The Dublin-based lender posted a 1.32 billion-euro loss for the same period last year, it said in a statement today. Bank of Ireland’s loan impairment charge declined to 842 million euros from 1.08 billion euros, while its net interest margin, the difference between its funding costs and average rate at which it lends, narrowed to 1.33 percentage points from 1.41 points.
While the bank still sees that group loan impairments peaked in 2009, Irish mortgage loan losses “will continue into 2012,” Richie Boucher, chief executive officer, told reporters. “We always anticipated” losses on the home-loans book “would be back-ended.”
Bank of Ireland is alone among the country’s six largest lenders in escaping government control, after the state agreed July 27 to sell a 34.9 percent stake to five investors, including Toronto-based Fairfax Financial Holdings Ltd. and WL Ross & Co., the New York-based investment firm. The bank was ordered to raise 5.2 billion euros of capital following stress tests in March.
“Bank of Ireland’s interim results reflected the predicted, largely funding-related, revenue headwinds,” said Emer Lang, an analyst with Dublin-based securities firm Davy in a note to clients. Funding costs remain depressed by “continuing competition for customer deposits and elevated deposit pricing, higher costs of wholesale funding” and government-guarantee fees, she said.
The lender swung into a net loss of 507 million euros for the first half from a 143 million-euro profit for the year- earlier period, which had partly benefited from gains from a subordinated debt exchange.
As part of a fundraising last month, the bank generated 1.9 billion euros from a rights offering, about 2 billion euros by inflicting losses on subordinated bondholders, and 1 billion euros selling contingent capital bonds to the government.

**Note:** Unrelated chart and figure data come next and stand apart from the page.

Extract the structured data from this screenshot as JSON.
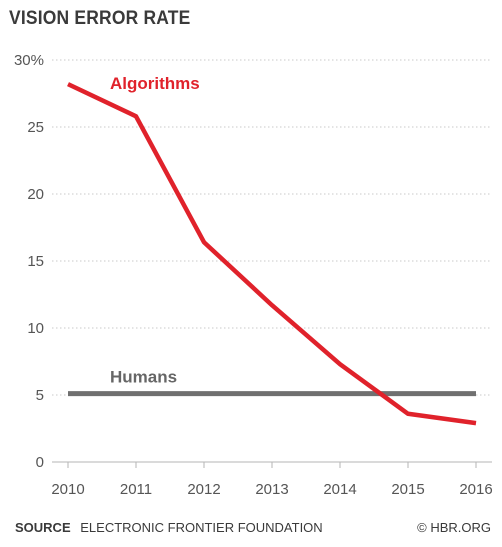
{
  "chart_data": {
    "type": "line",
    "title": "VISION ERROR RATE",
    "x": [
      "2010",
      "2011",
      "2012",
      "2013",
      "2014",
      "2015",
      "2016"
    ],
    "y_ticks": [
      "0",
      "5",
      "10",
      "15",
      "20",
      "25",
      "30%"
    ],
    "ylim": [
      0,
      30
    ],
    "grid": true,
    "series": [
      {
        "name": "Algorithms",
        "values": [
          28.2,
          25.8,
          16.4,
          11.7,
          7.3,
          3.6,
          2.9
        ],
        "color": "#e0222b"
      },
      {
        "name": "Humans",
        "values": [
          5.1,
          5.1,
          5.1,
          5.1,
          5.1,
          5.1,
          5.1
        ],
        "color": "#707070"
      }
    ]
  },
  "footer": {
    "source_label": "SOURCE",
    "source_text": "ELECTRONIC FRONTIER FOUNDATION",
    "credit": "© HBR.ORG"
  }
}
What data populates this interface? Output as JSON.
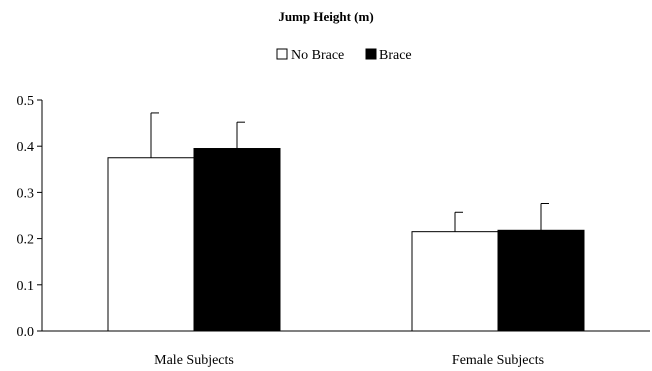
{
  "chart_data": {
    "type": "bar",
    "title": "Jump Height (m)",
    "xlabel": "",
    "ylabel": "",
    "categories": [
      "Male Subjects",
      "Female Subjects"
    ],
    "series": [
      {
        "name": "No Brace",
        "values": [
          0.375,
          0.215
        ],
        "error": [
          0.097,
          0.042
        ],
        "color": "#ffffff"
      },
      {
        "name": "Brace",
        "values": [
          0.395,
          0.218
        ],
        "error": [
          0.057,
          0.058
        ],
        "color": "#000000"
      }
    ],
    "ylim": [
      0,
      0.5
    ],
    "yticks": [
      "0.0",
      "0.1",
      "0.2",
      "0.3",
      "0.4",
      "0.5"
    ],
    "grid": false,
    "legend_position": "top-center",
    "error_bars": "upper"
  }
}
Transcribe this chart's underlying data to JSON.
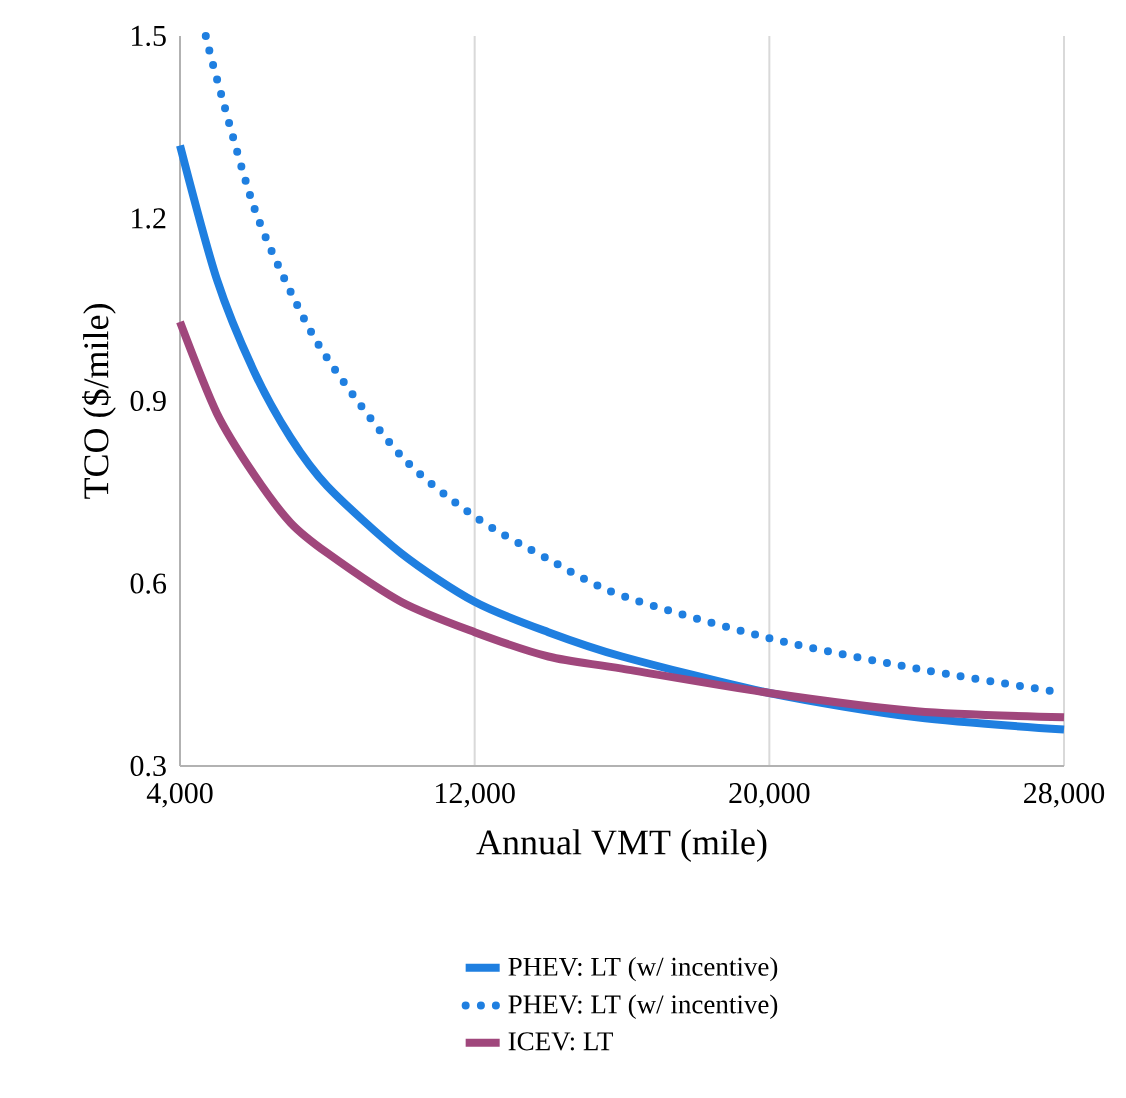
{
  "chart_data": {
    "type": "line",
    "xlabel": "Annual VMT (mile)",
    "ylabel": "TCO ($/mile)",
    "xlim": [
      4000,
      28000
    ],
    "ylim": [
      0.3,
      1.5
    ],
    "xticks": [
      {
        "value": 4000,
        "label": "4,000"
      },
      {
        "value": 12000,
        "label": "12,000"
      },
      {
        "value": 20000,
        "label": "20,000"
      },
      {
        "value": 28000,
        "label": "28,000"
      }
    ],
    "yticks": [
      0.3,
      0.6,
      0.9,
      1.2,
      1.5
    ],
    "grid": "x",
    "legend": "bottom",
    "series": [
      {
        "name": "PHEV: LT (w/ incentive)",
        "color": "#1f7fe0",
        "line_style": "solid",
        "x": [
          4000,
          5000,
          6000,
          7000,
          8000,
          10000,
          12000,
          14000,
          16000,
          20000,
          24000,
          28000
        ],
        "values": [
          1.32,
          1.1,
          0.95,
          0.84,
          0.76,
          0.65,
          0.57,
          0.52,
          0.48,
          0.42,
          0.38,
          0.36
        ]
      },
      {
        "name": "PHEV: LT (w/ incentive)",
        "color": "#1f7fe0",
        "line_style": "dotted",
        "x": [
          4700,
          5000,
          6000,
          7000,
          8000,
          10000,
          12000,
          14000,
          16000,
          20000,
          24000,
          28000
        ],
        "values": [
          1.5,
          1.43,
          1.22,
          1.08,
          0.97,
          0.81,
          0.71,
          0.64,
          0.58,
          0.51,
          0.46,
          0.42
        ]
      },
      {
        "name": "ICEV: LT",
        "color": "#a0477c",
        "line_style": "solid",
        "x": [
          4000,
          5000,
          6000,
          7000,
          8000,
          10000,
          12000,
          14000,
          16000,
          20000,
          24000,
          28000
        ],
        "values": [
          1.03,
          0.88,
          0.78,
          0.7,
          0.65,
          0.57,
          0.52,
          0.48,
          0.46,
          0.42,
          0.39,
          0.38
        ]
      }
    ]
  }
}
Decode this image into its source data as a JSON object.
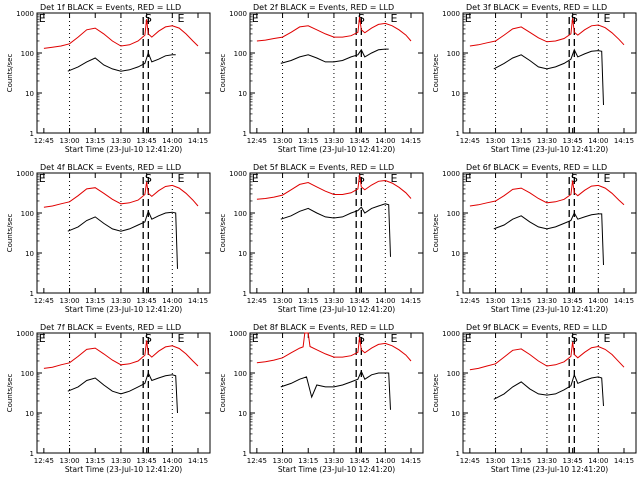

The bank has said it plans to raise a further 510 million euros through unspecified “further capital-raising measures.” The government intends to force losses on as much as 600 million euros of subordinated bonds remaining in the bank, a Finance Ministry spokesman said July 29.
Some 5.2 percent of the bank’s Irish mortgages were in arrears for more than 90 days at the end of June, rising from 4.2 percent at end of December, it said. Deposits were unchanged at 65 billion euros, while reliance on monetary authorities for funding fell by 2 billion euros to 29 billion euros, it said.
There has been no “material” change in the lender’s central bank funding since the end of June, Boucher said.
Bank of Ireland shares rose as much as 6.5 percent in Dublin trading and traded up 4.4 percent at 9.7 euro cents at 8:33 a.m.